Sayın konuşmacının, Zeyid Aslan’ın avukat olduğunu biliyorduk ama bir avukatın aynı anda sahte delil üreten bir savcı, o sahte delillerle karar vermeye yönelen bir hâkim kişiliğine bürünmüş olduğunda, topluma ne kadar tehlikeli bir şahıs olarak takdim edilebileceğine burada şahit olduk.

MEHMET ERDOĞAN (Adıyaman) – Aynaya bak, aynaya…

ALİ UZUNIRMAK (Devamla) – Aynayı sana gösteririm!

BAŞKAN – Lütfen… Lütfen… (AK PARTİ sıralarından gürültüler)

ALİ UZUNIRMAK (Devamla) – İstersen hem dış bükey hem iç bükey olarak gösteririm, tamam mı?

MEHMET ERDOĞAN (Adıyaman) – Sana da o yakışır!

ALİ UZUNIRMAK (Devamla) – Sana aynayı gösteririm!

BAŞKAN – Lütfen…

ALİ UZUNIRMAK (Devamla) – Değerli arkadaşlar, her şeyden önce, Milliyetçi Hareket Partisi seçim meydanlarında “Apo’yu asacağız.” diye tüzel kişiliğinin ağzından hiçbir beyanda bulunmamıştır. Ama bugünkü avukatı olduğu, geçmişte de Sayın Başbakanın… Geçmişteki idamın nasıl kaldırıldığını, Ertuğrul Yalçınbayır’ın, Devlet Bakanının, kendi kabine üyesinin beyanlarında gördük. Daha sonra, Sayın Başbakanın meydanlardaki “şerefsizlik” ithamlarını görüşmeler ve idam konusunda gördük ve Sayın Başbakanın, bugün, idamın geri dönmesiyle ilgili yaptığı tezat, 3 çelişkiyi bir anda yaşayan bir toplum… Eğer aklıyla karar veremiyorsa, siz vicdanlarınızla karar veremiyorsanız, aklınızla karar veremiyorsanız, bu çelişkileri göremiyorsanız neyi size göstermek lazım?

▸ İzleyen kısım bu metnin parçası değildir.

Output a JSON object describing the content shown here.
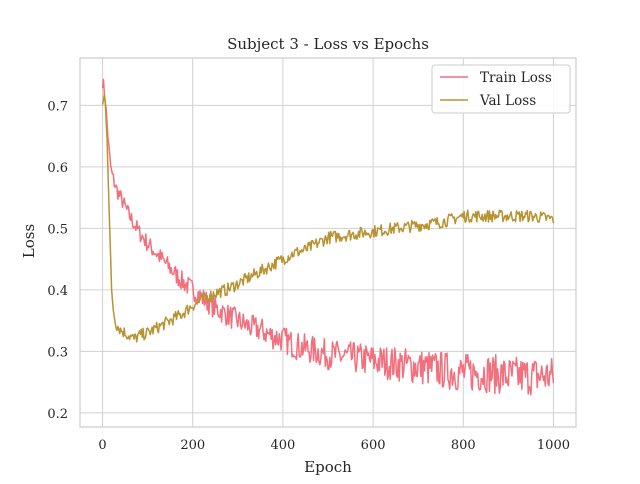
{
  "chart_data": {
    "type": "line",
    "title": "Subject 3 - Loss vs Epochs",
    "xlabel": "Epoch",
    "ylabel": "Loss",
    "xlim": [
      -50,
      1050
    ],
    "ylim": [
      0.177,
      0.777
    ],
    "xticks": [
      0,
      200,
      400,
      600,
      800,
      1000
    ],
    "yticks": [
      0.2,
      0.3,
      0.4,
      0.5,
      0.6,
      0.7
    ],
    "xtick_labels": [
      "0",
      "200",
      "400",
      "600",
      "800",
      "1000"
    ],
    "ytick_labels": [
      "0.2",
      "0.3",
      "0.4",
      "0.5",
      "0.6",
      "0.7"
    ],
    "grid": true,
    "legend_position": "top-right",
    "series": [
      {
        "name": "Train Loss",
        "color": "#f2707e",
        "x": [
          0,
          5,
          10,
          15,
          20,
          30,
          40,
          50,
          60,
          80,
          100,
          125,
          150,
          175,
          200,
          225,
          250,
          275,
          300,
          325,
          350,
          375,
          400,
          425,
          450,
          475,
          500,
          550,
          600,
          650,
          700,
          750,
          800,
          850,
          900,
          950,
          1000
        ],
        "y": [
          0.74,
          0.72,
          0.67,
          0.62,
          0.59,
          0.565,
          0.55,
          0.535,
          0.52,
          0.495,
          0.475,
          0.455,
          0.435,
          0.415,
          0.4,
          0.385,
          0.37,
          0.36,
          0.35,
          0.34,
          0.335,
          0.325,
          0.32,
          0.31,
          0.305,
          0.3,
          0.295,
          0.29,
          0.285,
          0.28,
          0.275,
          0.27,
          0.265,
          0.265,
          0.26,
          0.26,
          0.26
        ]
      },
      {
        "name": "Val Loss",
        "color": "#b89332",
        "x": [
          0,
          5,
          10,
          15,
          20,
          25,
          30,
          40,
          50,
          60,
          70,
          80,
          100,
          125,
          150,
          175,
          200,
          225,
          250,
          275,
          300,
          325,
          350,
          375,
          400,
          425,
          450,
          475,
          500,
          550,
          600,
          650,
          700,
          750,
          800,
          850,
          900,
          950,
          1000
        ],
        "y": [
          0.7,
          0.72,
          0.65,
          0.52,
          0.4,
          0.36,
          0.345,
          0.335,
          0.33,
          0.325,
          0.32,
          0.325,
          0.33,
          0.34,
          0.35,
          0.36,
          0.375,
          0.385,
          0.395,
          0.4,
          0.41,
          0.42,
          0.43,
          0.44,
          0.45,
          0.46,
          0.465,
          0.475,
          0.485,
          0.49,
          0.495,
          0.5,
          0.505,
          0.51,
          0.52,
          0.52,
          0.52,
          0.52,
          0.515
        ]
      }
    ]
  }
}
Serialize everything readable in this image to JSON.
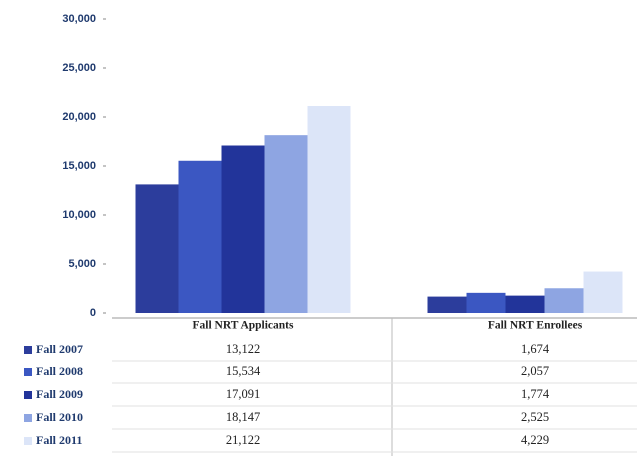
{
  "chart_data": {
    "type": "bar",
    "categories": [
      "Fall NRT Applicants",
      "Fall NRT Enrollees"
    ],
    "series": [
      {
        "name": "Fall 2007",
        "color": "#2c3d9c",
        "values": [
          13122,
          1674
        ],
        "value_labels": [
          "13,122",
          "1,674"
        ]
      },
      {
        "name": "Fall 2008",
        "color": "#3b57c2",
        "values": [
          15534,
          2057
        ],
        "value_labels": [
          "15,534",
          "2,057"
        ]
      },
      {
        "name": "Fall 2009",
        "color": "#22349a",
        "values": [
          17091,
          1774
        ],
        "value_labels": [
          "17,091",
          "1,774"
        ]
      },
      {
        "name": "Fall 2010",
        "color": "#8ea5e2",
        "values": [
          18147,
          2525
        ],
        "value_labels": [
          "18,147",
          "2,525"
        ]
      },
      {
        "name": "Fall 2011",
        "color": "#dce5f8",
        "values": [
          21122,
          4229
        ],
        "value_labels": [
          "21,122",
          "4,229"
        ]
      }
    ],
    "ylim": [
      0,
      30000
    ],
    "yticks": [
      0,
      {
        "value": 5000,
        "label": "5,000"
      },
      {
        "value": 10000,
        "label": "10,000"
      },
      {
        "value": 15000,
        "label": "15,000"
      },
      {
        "value": 20000,
        "label": "20,000"
      },
      {
        "value": 25000,
        "label": "25,000"
      },
      {
        "value": 30000,
        "label": "30,000"
      }
    ],
    "grid": false
  }
}
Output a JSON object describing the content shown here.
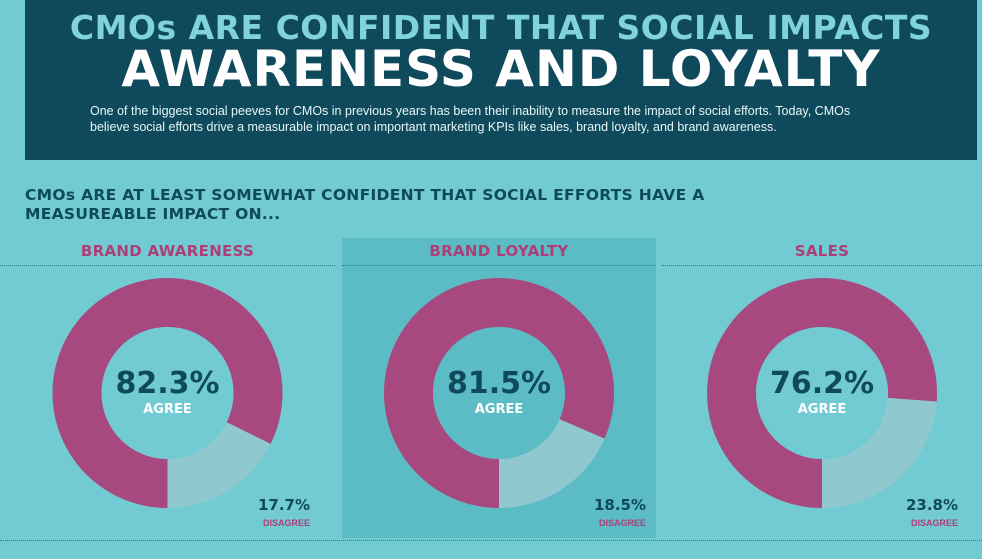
{
  "header": {
    "title_line1": "CMOs ARE CONFIDENT THAT SOCIAL IMPACTS",
    "title_line2": "AWARENESS AND LOYALTY",
    "intro": "One of the biggest social peeves for CMOs in previous years has been their inability to measure the impact of social efforts. Today, CMOs believe social efforts drive a measurable impact on important marketing KPIs like sales, brand loyalty, and brand awareness."
  },
  "subhead": "CMOs ARE AT LEAST SOMEWHAT CONFIDENT THAT SOCIAL EFFORTS HAVE A MEASUREABLE IMPACT ON...",
  "colors": {
    "agree": "#a7487f",
    "disagree": "#8fc8cf",
    "hole": "#72cad2",
    "hole_highlight": "#5cbcc5",
    "header_bg": "#0f4a5c"
  },
  "chart_data": [
    {
      "type": "pie",
      "title": "BRAND AWARENESS",
      "categories": [
        "AGREE",
        "DISAGREE"
      ],
      "values": [
        82.3,
        17.7
      ],
      "agree_label": "82.3%",
      "agree_text": "AGREE",
      "disagree_label": "17.7%",
      "disagree_text": "DISAGREE"
    },
    {
      "type": "pie",
      "title": "BRAND LOYALTY",
      "categories": [
        "AGREE",
        "DISAGREE"
      ],
      "values": [
        81.5,
        18.5
      ],
      "agree_label": "81.5%",
      "agree_text": "AGREE",
      "disagree_label": "18.5%",
      "disagree_text": "DISAGREE"
    },
    {
      "type": "pie",
      "title": "SALES",
      "categories": [
        "AGREE",
        "DISAGREE"
      ],
      "values": [
        76.2,
        23.8
      ],
      "agree_label": "76.2%",
      "agree_text": "AGREE",
      "disagree_label": "23.8%",
      "disagree_text": "DISAGREE"
    }
  ]
}
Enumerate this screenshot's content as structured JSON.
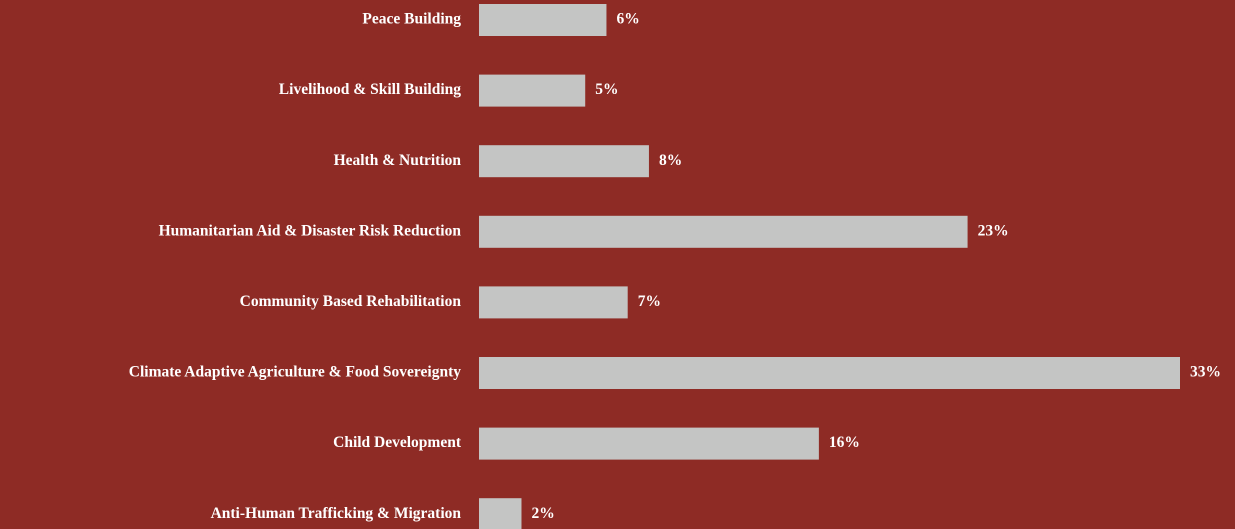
{
  "chart_data": {
    "type": "bar",
    "orientation": "horizontal",
    "categories": [
      "Peace Building",
      "Livelihood & Skill Building",
      "Health & Nutrition",
      "Humanitarian Aid & Disaster Risk Reduction",
      "Community Based Rehabilitation",
      "Climate Adaptive Agriculture & Food Sovereignty",
      "Child Development",
      "Anti-Human Trafficking & Migration"
    ],
    "values": [
      6,
      5,
      8,
      23,
      7,
      33,
      16,
      2
    ],
    "value_labels": [
      "6%",
      "5%",
      "8%",
      "23%",
      "7%",
      "33%",
      "16%",
      "2%"
    ],
    "color": "#c4c5c4"
  }
}
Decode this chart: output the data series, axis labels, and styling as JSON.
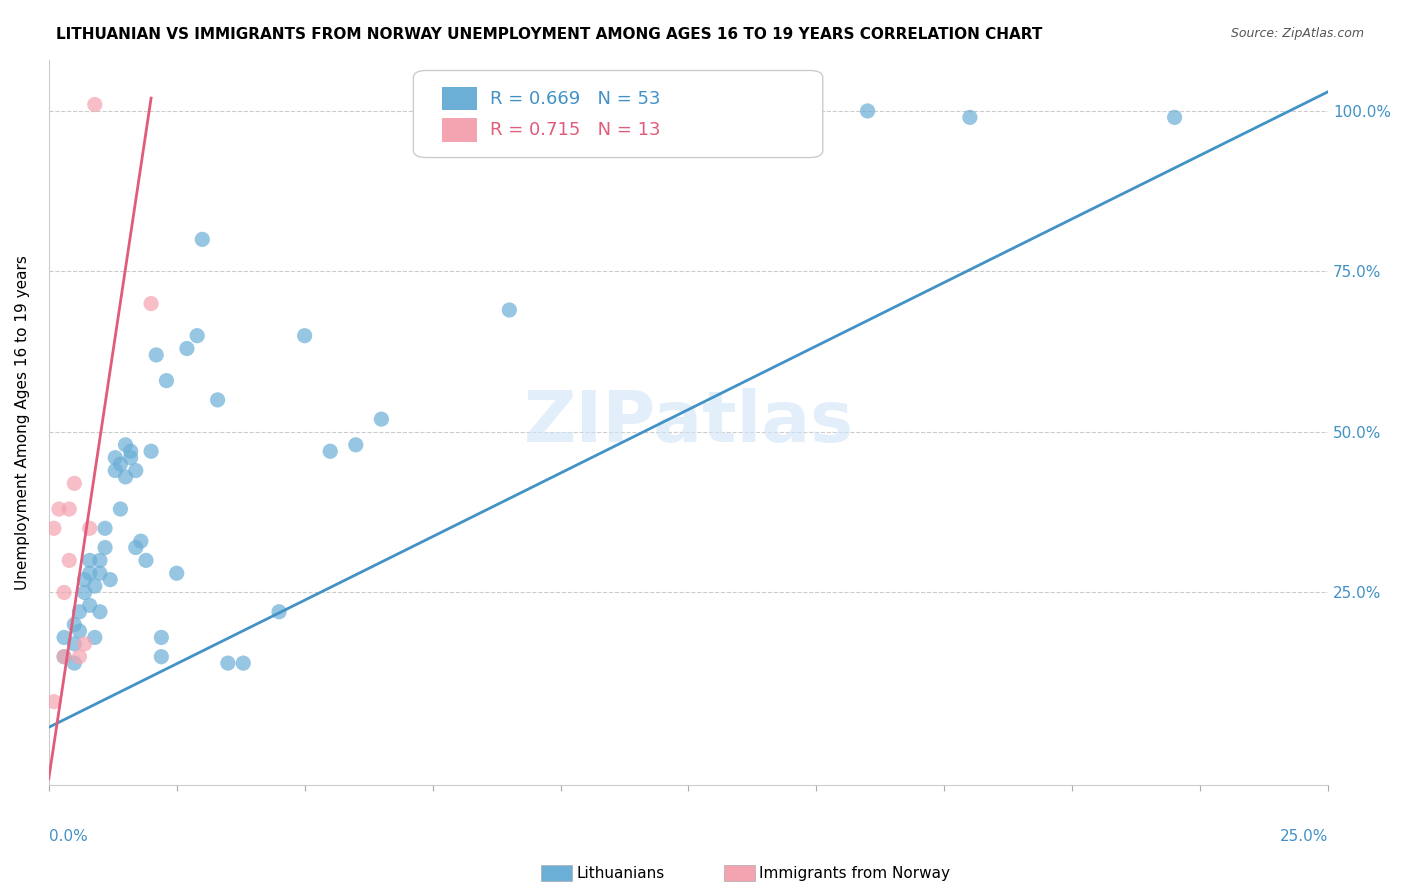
{
  "title": "LITHUANIAN VS IMMIGRANTS FROM NORWAY UNEMPLOYMENT AMONG AGES 16 TO 19 YEARS CORRELATION CHART",
  "source": "Source: ZipAtlas.com",
  "ylabel": "Unemployment Among Ages 16 to 19 years",
  "ytick_labels": [
    "100.0%",
    "75.0%",
    "50.0%",
    "25.0%"
  ],
  "ytick_values": [
    1.0,
    0.75,
    0.5,
    0.25
  ],
  "xlim": [
    0.0,
    0.25
  ],
  "ylim": [
    -0.05,
    1.08
  ],
  "blue_color": "#6baed6",
  "pink_color": "#f4a3b0",
  "blue_line_color": "#4292c6",
  "pink_line_color": "#e05c7a",
  "legend1_R": "0.669",
  "legend1_N": "53",
  "legend2_R": "0.715",
  "legend2_N": "13",
  "watermark": "ZIPatlas",
  "blue_scatter_x": [
    0.003,
    0.003,
    0.005,
    0.005,
    0.005,
    0.006,
    0.006,
    0.007,
    0.007,
    0.008,
    0.008,
    0.008,
    0.009,
    0.009,
    0.01,
    0.01,
    0.01,
    0.011,
    0.011,
    0.012,
    0.013,
    0.013,
    0.014,
    0.014,
    0.015,
    0.015,
    0.016,
    0.016,
    0.017,
    0.017,
    0.018,
    0.019,
    0.02,
    0.021,
    0.022,
    0.022,
    0.023,
    0.025,
    0.027,
    0.029,
    0.03,
    0.033,
    0.035,
    0.038,
    0.045,
    0.05,
    0.055,
    0.06,
    0.065,
    0.09,
    0.16,
    0.18,
    0.22
  ],
  "blue_scatter_y": [
    0.18,
    0.15,
    0.14,
    0.2,
    0.17,
    0.19,
    0.22,
    0.25,
    0.27,
    0.28,
    0.23,
    0.3,
    0.18,
    0.26,
    0.22,
    0.3,
    0.28,
    0.35,
    0.32,
    0.27,
    0.44,
    0.46,
    0.45,
    0.38,
    0.48,
    0.43,
    0.47,
    0.46,
    0.44,
    0.32,
    0.33,
    0.3,
    0.47,
    0.62,
    0.15,
    0.18,
    0.58,
    0.28,
    0.63,
    0.65,
    0.8,
    0.55,
    0.14,
    0.14,
    0.22,
    0.65,
    0.47,
    0.48,
    0.52,
    0.69,
    1.0,
    0.99,
    0.99
  ],
  "pink_scatter_x": [
    0.001,
    0.001,
    0.002,
    0.003,
    0.003,
    0.004,
    0.004,
    0.005,
    0.006,
    0.007,
    0.008,
    0.009,
    0.02
  ],
  "pink_scatter_y": [
    0.08,
    0.35,
    0.38,
    0.15,
    0.25,
    0.3,
    0.38,
    0.42,
    0.15,
    0.17,
    0.35,
    1.01,
    0.7
  ],
  "blue_line_x": [
    0.0,
    0.25
  ],
  "blue_line_y": [
    0.04,
    1.03
  ],
  "pink_line_x": [
    0.0,
    0.02
  ],
  "pink_line_y": [
    -0.04,
    1.02
  ],
  "xtick_positions": [
    0.0,
    0.025,
    0.05,
    0.075,
    0.1,
    0.125,
    0.15,
    0.175,
    0.2,
    0.225,
    0.25
  ]
}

Milliyetçi Hareket Partisinin iktidarında, üçte 1 ortak olduğu bir Hükûmette -muhalefet koyduğu her şeyi- sizin milletvekillerinizle idamın kaldırıldığını -bu Meclis tutanakları da şahit millet de şahit- kendi Bakanınız açıklıyor. Daha hâlen neyi iddia ediyorsunuz? Değerli arkadaşlar, eğer iddialarınız doğru değilse önermelerinizin doğru olması ve doğru politika inşa etmeniz mümkün olmaz.

(Mikrofon otomatik cihaz tarafından kapatıldı)

ALİ UZUNIRMAK (Devamla) – Her şeyden önce bunu kabullenin. Eğer bunu kabullenemiyorsanız, Milliyetçi Hareket Partisinin döneminde seyyar mahkemeler, Habur’lar yaşanmadı değerli arkadaşlarım. Sizin geldiğiniz bu sürece bakın, politikalarınızı bir gözden geçirin ve aklıselimle gözden geçirin.

BAŞKAN – Sayın Uzunırmak, teşekkür ediyorum efendim.

ALİ UZUNIRMAK (Devamla) – Biz bu ülkenin milletvekilleriyiz ve hepimiz bu ülke adına çalışıyorsak dürüstçe, samimice ve olgunca bu meseleleri çözmenin yolunu bulmamız gerekiyor.

Hepinize saygılar sunuyorum. (MHP sıralarından alkışlar) BAŞKAN – Teşekkürler Sayın Uzunırmak.

ERTUĞRUL KÜRKCÜ (Mersin) - Sayın Başkan, diğer konuşmacılar gibi bizim de konuşmamızın gensoruyla ilgisi olmadığını söyledi. Bir cevabı hak eder.

BAŞKAN – Buyurun efendim, iki dakika da size vereyim.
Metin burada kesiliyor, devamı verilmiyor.